See reasons to shift your prior: https://www.lesswrong.com/posts/Qp6oetspnGpSpRRs4/list-3-why-not-to-assume-on-prior-that-agi-alignment
Again no reasons given for the belief that AGI alignment is “progressing” or would have a “fair shot” of solving “the problem” if as well resourced as capabilities research. Basically nothing to argue against, because you are providing no arguments yet.
No reasons given, again. Presents instrumental convergence and intrinsic optimisation misalignment failures as the (only) threat models in terms of artificial general intelligence incompatibility with organic DNA-based life. Overlooks substrate-needs convergence.

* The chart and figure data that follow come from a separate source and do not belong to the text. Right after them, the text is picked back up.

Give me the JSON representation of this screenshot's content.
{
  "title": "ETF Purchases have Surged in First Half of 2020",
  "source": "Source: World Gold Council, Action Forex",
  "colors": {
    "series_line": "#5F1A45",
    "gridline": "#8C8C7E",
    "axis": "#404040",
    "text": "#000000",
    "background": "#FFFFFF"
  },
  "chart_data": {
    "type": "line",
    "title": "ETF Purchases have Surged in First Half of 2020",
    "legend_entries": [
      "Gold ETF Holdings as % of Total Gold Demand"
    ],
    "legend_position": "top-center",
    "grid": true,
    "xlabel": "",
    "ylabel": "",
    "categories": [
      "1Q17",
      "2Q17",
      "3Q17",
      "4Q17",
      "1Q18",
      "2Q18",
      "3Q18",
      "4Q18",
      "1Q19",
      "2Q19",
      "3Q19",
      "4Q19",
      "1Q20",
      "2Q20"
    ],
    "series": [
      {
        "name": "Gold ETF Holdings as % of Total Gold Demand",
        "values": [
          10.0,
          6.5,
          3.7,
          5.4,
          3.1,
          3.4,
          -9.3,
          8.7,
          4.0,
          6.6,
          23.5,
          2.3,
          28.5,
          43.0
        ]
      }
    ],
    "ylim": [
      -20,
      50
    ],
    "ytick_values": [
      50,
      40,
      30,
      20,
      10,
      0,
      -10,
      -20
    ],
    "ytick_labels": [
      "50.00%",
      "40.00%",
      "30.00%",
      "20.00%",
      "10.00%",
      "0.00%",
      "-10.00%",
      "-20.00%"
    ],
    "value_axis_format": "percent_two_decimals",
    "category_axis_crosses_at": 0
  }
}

I’ll concede here that I unfortunately do not have good arguments, and I’m updating towards pessimism regarding the alignment problem.
Appreciating your honesty, genuinely!
Always happy to chat further about the substantive arguments. I was initially skeptical of Forrest’s “AGI-alignment is impossible” claim. But after probing and digging into this question intensely over the last year, I could not find anything unsound (in terms of premises) or invalid (in terms of logic) about his core arguments.